Contrairement à une carte, une liste peut être lue facilement dans l’ordre. Elle se structure avec des titres, des paragraphes, des liens et des informations pratiques. Elle est compatible avec la navigation clavier, les lecteurs d’écran, les moteurs de recherche et les moteurs de réponse. Elle permet aussi de rendre les données locales plus visibles : nom du lieu, commune, adresse, distance, temps d’accès, accessibilité, stationnement, horaires, téléphone et lien vers la fiche détaillée.

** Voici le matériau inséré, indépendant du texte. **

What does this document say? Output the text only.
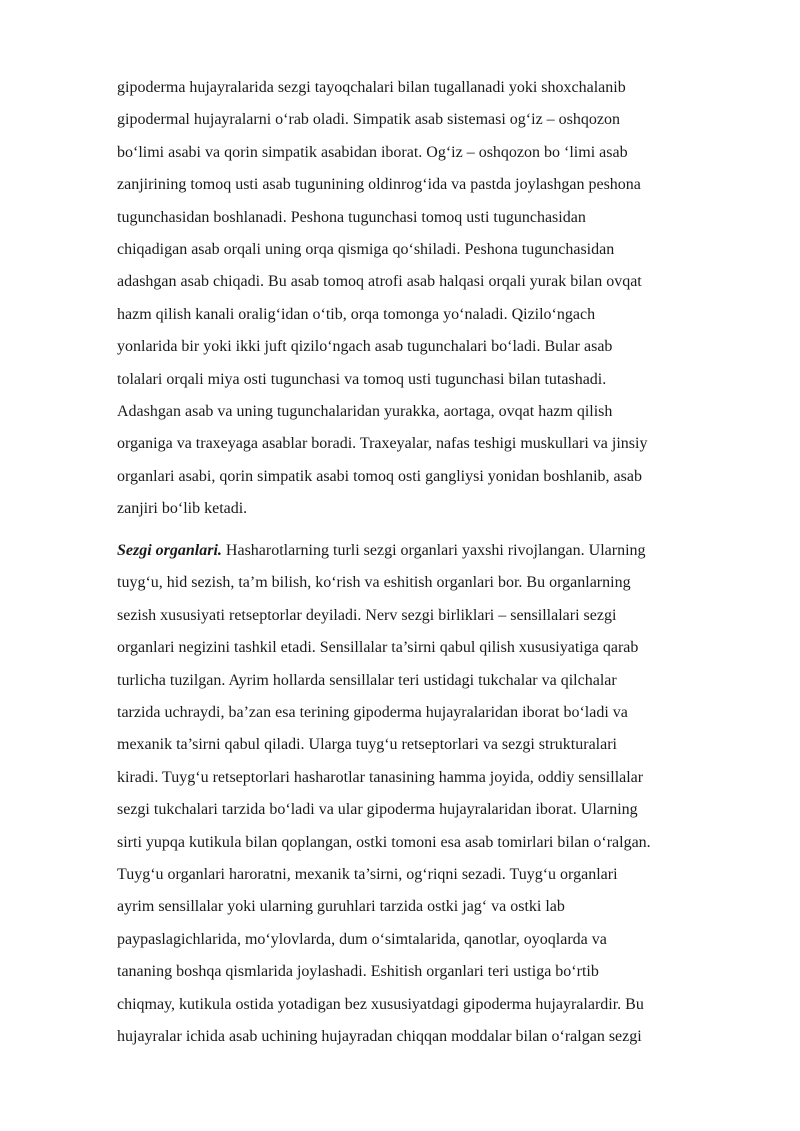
gipoderma hujayralarida sezgi tayoqchalari bilan tugallanadi yoki shoxchalanib
gipodermal hujayralarni o‘rab oladi. Simpatik asab sistemasi og‘iz – oshqozon
bo‘limi asabi va qorin simpatik asabidan iborat. Og‘iz – oshqozon bo ‘limi asab
zanjirining tomoq usti asab tugunining oldinrog‘ida va pastda joylashgan peshona
tugunchasidan boshlanadi. Peshona tugunchasi tomoq usti tugunchasidan
chiqadigan asab orqali uning orqa qismiga qo‘shiladi. Peshona tugunchasidan
adashgan asab chiqadi. Bu asab tomoq atrofi asab halqasi orqali yurak bilan ovqat
hazm qilish kanali oralig‘idan o‘tib, orqa tomonga yo‘naladi. Qizilo‘ngach
yonlarida bir yoki ikki juft qizilo‘ngach asab tugunchalari bo‘ladi. Bular asab
tolalari orqali miya osti tugunchasi va tomoq usti tugunchasi bilan tutashadi.
Adashgan asab va uning tugunchalaridan yurakka, aortaga, ovqat hazm qilish
organiga va traxeyaga asablar boradi. Traxeyalar, nafas teshigi muskullari va jinsiy
organlari asabi, qorin simpatik asabi tomoq osti gangliysi yonidan boshlanib, asab
zanjiri bo‘lib ketadi.

Sezgi organlari. Hasharotlarning turli sezgi organlari yaxshi rivojlangan. Ularning
tuyg‘u, hid sezish, ta’m bilish, ko‘rish va eshitish organlari bor. Bu organlarning
sezish xususiyati retseptorlar deyiladi. Nerv sezgi birliklari – sensillalari sezgi
organlari negizini tashkil etadi. Sensillalar ta’sirni qabul qilish xususiyatiga qarab
turlicha tuzilgan. Ayrim hollarda sensillalar teri ustidagi tukchalar va qilchalar
tarzida uchraydi, ba’zan esa terining gipoderma hujayralaridan iborat bo‘ladi va
mexanik ta’sirni qabul qiladi. Ularga tuyg‘u retseptorlari va sezgi strukturalari
kiradi. Tuyg‘u retseptorlari hasharotlar tanasining hamma joyida, oddiy sensillalar
sezgi tukchalari tarzida bo‘ladi va ular gipoderma hujayralaridan iborat. Ularning
sirti yupqa kutikula bilan qoplangan, ostki tomoni esa asab tomirlari bilan o‘ralgan.
Tuyg‘u organlari haroratni, mexanik ta’sirni, og‘riqni sezadi. Tuyg‘u organlari
ayrim sensillalar yoki ularning guruhlari tarzida ostki jag‘ va ostki lab
paypaslagichlarida, mo‘ylovlarda, dum o‘simtalarida, qanotlar, oyoqlarda va
tananing boshqa qismlarida joylashadi. Eshitish organlari teri ustiga bo‘rtib
chiqmay, kutikula ostida yotadigan bez xususiyatdagi gipoderma hujayralardir. Bu
hujayralar ichida asab uchining hujayradan chiqqan moddalar bilan o‘ralgan sezgi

Une fiche lieu efficace peut suivre une structure simple. Elle indique d’abord le nom du lieu, puis sa commune, son adresse, son type d’activité, les informations d’accès, les services disponibles et un lien d’itinéraire. Pour un office de tourisme, cette structure a un autre avantage : elle améliore la qualité des contenus locaux et facilite leur réutilisation par les moteurs de recherche, les assistants vocaux et les outils d’intelligence artificielle.

La liste peut aussi être filtrable. Dans ce cas, il faut veiller à ce que les filtres soient accessibles, bien nommés et utilisables au clavier. Une liste de « Restaurants autour de la gare », « Activités accessibles en famille » ou « Points de vue à moins de 30 minutes » peut être plus utile qu’une carte dense remplie de marqueurs difficiles à interpréter.

La carte peut rester présente, mais en complément. Le bon modèle consiste souvent à afficher d’abord la liste, puis à proposer une carte optionnelle. Ainsi, l’information reste accessible même si la carte ne charge pas, si le visiteur ne souhaite pas l’utiliser ou si son équipement ne permet pas une interaction confortable.

Alternative n°2 : la carte statique enrichie

La carte statique est une solution très pertinente lorsque l’objectif est de donner un aperçu plutôt que de permettre une exploration détaillée. Elle peut servir à localiser un territoire, montrer un périmètre, présenter un circuit court, illustrer un accès ou situer quelques repères majeurs.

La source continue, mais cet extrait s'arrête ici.